Figure 6.

Parkin inclusion bodies display aggresome-like characteristics. (A–H) Parkin inclusions cause disruption of γ-tubulin localization. COS-7 cells were transfected with FLAG-Parkin (A–C and E–G) in the presence (E–H) or absence (A–D) of MG132. Cells were stained with affinity-purified rabbit anti-Parkin (red) and mouse γ-tubulin (1:1000) (green) antibodies. Staining of untransfected cells confirmed aggregation of γ-tubulin only occurs in cells overexpressing Parkin (D and H). Red staining in D and H represents 4,6-diamidino-2-phenylindole staining of the nucleus. Arrowheads indicate γ-tubulin localization. (I–N) Partial colocalization of Parkin and vimentin near the centrosome. Cells overexpressing Parkin were stained with affinity-purified rabbit anti-Parkin (red) and anti-vimentin (1:40) antibodies (green) in the presence (L–N) or absence (I–K) of MG132. Arrow indicates region of colocalization in N. (O–Q) Acetylated α-tubulin localizes to Parkin inclusions. Cells overexpressing Parkin were stained with affinity-purified rabbit anti-Parkin (red) and mouse anti-acetylated α-tubulin (1:2000) antibodies (green). Panels show untreated (O), MG132-treated (P), or combined MG132 and nocodazole-treated (Q) cells.
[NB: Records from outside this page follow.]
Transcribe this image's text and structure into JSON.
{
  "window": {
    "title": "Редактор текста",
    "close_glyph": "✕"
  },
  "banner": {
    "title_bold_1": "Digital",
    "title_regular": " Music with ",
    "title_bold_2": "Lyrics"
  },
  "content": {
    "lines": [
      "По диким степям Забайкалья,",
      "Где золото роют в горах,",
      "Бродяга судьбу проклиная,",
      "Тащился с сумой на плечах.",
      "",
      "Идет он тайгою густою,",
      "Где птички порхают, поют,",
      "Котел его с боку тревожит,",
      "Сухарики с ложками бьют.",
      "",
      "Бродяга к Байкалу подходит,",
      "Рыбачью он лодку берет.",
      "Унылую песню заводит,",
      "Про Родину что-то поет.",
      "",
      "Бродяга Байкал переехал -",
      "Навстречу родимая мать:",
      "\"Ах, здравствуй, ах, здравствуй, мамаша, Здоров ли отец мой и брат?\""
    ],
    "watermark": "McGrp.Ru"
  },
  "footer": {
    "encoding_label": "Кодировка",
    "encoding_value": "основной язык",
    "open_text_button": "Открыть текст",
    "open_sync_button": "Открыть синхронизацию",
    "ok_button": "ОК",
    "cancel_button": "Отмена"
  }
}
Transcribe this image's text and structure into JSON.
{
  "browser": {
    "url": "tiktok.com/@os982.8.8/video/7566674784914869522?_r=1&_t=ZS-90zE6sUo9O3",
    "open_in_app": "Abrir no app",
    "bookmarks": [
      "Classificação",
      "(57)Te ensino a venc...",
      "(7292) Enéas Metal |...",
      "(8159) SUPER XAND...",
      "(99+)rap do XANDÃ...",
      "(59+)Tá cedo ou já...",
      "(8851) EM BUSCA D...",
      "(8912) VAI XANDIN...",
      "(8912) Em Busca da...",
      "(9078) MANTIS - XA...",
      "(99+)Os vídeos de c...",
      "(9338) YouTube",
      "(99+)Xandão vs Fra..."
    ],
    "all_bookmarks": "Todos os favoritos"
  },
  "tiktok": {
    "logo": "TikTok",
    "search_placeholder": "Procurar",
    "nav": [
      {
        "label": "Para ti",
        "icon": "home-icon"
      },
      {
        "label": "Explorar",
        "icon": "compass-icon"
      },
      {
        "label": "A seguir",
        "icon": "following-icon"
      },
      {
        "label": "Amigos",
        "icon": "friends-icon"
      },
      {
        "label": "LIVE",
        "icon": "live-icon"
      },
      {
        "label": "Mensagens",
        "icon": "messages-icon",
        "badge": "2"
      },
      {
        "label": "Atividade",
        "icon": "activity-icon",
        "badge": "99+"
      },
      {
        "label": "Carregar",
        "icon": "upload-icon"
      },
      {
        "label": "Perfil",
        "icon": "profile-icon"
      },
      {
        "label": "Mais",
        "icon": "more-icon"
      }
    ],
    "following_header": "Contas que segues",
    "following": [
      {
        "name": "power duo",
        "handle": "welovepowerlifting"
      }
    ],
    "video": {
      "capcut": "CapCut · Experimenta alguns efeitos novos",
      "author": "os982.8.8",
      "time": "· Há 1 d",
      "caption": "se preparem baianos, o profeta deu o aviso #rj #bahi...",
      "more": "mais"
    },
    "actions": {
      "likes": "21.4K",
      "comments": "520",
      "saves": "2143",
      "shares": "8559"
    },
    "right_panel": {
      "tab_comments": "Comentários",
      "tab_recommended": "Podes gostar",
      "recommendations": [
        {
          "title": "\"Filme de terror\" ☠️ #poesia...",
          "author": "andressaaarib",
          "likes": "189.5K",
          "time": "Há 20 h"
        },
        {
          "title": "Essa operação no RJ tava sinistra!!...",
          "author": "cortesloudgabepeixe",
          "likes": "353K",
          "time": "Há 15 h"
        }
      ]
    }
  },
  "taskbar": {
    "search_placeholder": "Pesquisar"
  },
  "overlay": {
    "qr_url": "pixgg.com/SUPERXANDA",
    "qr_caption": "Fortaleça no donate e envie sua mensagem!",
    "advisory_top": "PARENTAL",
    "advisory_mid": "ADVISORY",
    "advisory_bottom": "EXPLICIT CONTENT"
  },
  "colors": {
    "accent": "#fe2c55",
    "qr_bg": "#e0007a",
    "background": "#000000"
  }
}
Arrows indicate colocalization within the inclusion in P and Q. The asterisk (^*) indicates an untransfected cell with intact acetylated α-tubulin staining in Q. Overlays of each set include 4,6-diamidino-2-phenylindole staining (blue) (C, G, K, and N) to identify the nucleus. Mitochondria localize with Parkin inclusions. In R and S, Parkin expression is indicated by the green fluorescence and the mitochondria were labeled using MitoTracker (used at 300 nM; red fluorescence). With the exception of (R and S), which were fixed with 4% (wt/vol) paraformaldehyde, all cells were fixed with methanol. Bars, 20 μm.